While the press is obsessed with the Flame malware, its complexity, size and the possibility that it may have targeted Iran, there is a far more nefarious piece of malicious code targeting Iranian citizens, not their government.
Late last week Morgan Marquis-Boire from CitizenLab.org discovered a tool used by Iranians to protect their privacy and by dissidents who fear oppression related to their online communications was being distributed with malware inside.
Many Iranians use a free encrypted proxy tool called Simurgh. It is also being adopted by anti-government groups in Syria, interested in concealing their online activities. The official version of Simurgh can be downloaded from the official website https://simurghesabz.net, but Trojanized versions called Simurgh-setup.zip have been appearing on file sharing sites for quite some time.
The real software is standalone and does not require installation, which is ideal for people who want to run it from a USB memory stick at cybercafes and other public access points.
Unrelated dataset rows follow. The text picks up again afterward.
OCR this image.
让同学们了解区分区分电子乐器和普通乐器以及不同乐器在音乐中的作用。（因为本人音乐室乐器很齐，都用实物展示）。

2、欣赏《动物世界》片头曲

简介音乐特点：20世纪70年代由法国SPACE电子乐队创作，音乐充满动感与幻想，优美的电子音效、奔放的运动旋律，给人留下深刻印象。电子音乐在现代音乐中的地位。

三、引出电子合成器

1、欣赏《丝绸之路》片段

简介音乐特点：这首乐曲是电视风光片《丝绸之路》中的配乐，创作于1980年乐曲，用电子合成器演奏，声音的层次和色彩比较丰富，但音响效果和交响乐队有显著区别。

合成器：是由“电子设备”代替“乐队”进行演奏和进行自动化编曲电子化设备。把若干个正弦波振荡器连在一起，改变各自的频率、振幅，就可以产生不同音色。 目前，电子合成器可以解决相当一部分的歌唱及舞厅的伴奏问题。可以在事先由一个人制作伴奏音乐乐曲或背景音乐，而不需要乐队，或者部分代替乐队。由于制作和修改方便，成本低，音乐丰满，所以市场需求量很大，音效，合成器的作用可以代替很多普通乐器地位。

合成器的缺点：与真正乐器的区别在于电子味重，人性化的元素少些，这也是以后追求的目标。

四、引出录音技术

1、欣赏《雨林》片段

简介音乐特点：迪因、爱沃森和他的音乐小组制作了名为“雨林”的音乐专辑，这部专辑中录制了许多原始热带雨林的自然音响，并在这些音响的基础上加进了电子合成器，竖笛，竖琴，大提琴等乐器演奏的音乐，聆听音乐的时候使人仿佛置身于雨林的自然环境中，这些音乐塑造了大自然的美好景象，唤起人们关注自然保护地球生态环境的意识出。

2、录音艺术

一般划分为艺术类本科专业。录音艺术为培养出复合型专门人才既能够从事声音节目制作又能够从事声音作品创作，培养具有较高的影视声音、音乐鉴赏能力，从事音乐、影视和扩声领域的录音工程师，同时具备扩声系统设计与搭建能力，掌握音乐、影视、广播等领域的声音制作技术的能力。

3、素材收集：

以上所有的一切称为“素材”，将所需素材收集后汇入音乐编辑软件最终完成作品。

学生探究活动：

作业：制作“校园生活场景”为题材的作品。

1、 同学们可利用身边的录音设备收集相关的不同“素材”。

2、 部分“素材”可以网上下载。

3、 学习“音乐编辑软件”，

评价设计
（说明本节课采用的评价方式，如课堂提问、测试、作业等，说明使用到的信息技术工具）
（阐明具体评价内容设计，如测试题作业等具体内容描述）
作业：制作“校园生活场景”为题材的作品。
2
Fortunately Sophos Anti-Virus proactively detected the malicious version as HIPS/RegMod-012 for customers who have our Host Intrusion Prevention System (HIPS) enabled. We have also released file-based detection as Mal/Generic-L.
Users who use a search engine to find Simurgh and download the infected version will be prompted with an installer screen, instead of the application itself when the file is executed.
After it is installed it will begin tracking all of your activity. It keeps a log of your username, machine name, every window clicked and keystroke entered. It attempts to submit these logs to some servers located in the United States, but registered to an entity that appears to be based in Saudi Arabia.
Fortunately one of the first things that happens upon launching Simurgh (the real one and the fake one) is that it connects to a web page that displays your IP address so you can confirm you are successfully connected to the proxy.
The Simurgh team have found a way to warn/notify users of the Trojaned version. If you see a warning like this one, be sure to stop using it immediately and remove the malware infected version from your computer.
It is almost always a bad idea to download and run files from unknown websites, especially files from torrent and file sharing sites. You should always download files from the source, no different than you should always type links instead of clicking them in emails.
More importantly though is the intended victims and this malware’s likely origin. Unlike Flame, which is a highly targeted malware that has only been found on a handful of computers globally, this malware is targeting users for whom having their communications compromised could result in imprisonment or worse.
Many thousands of people depend on the legitimate Simurgh service, which makes it likely that far more people have been impacted by this malware. Let’s not take our attention from what is important here, the safety of the majority of internet users.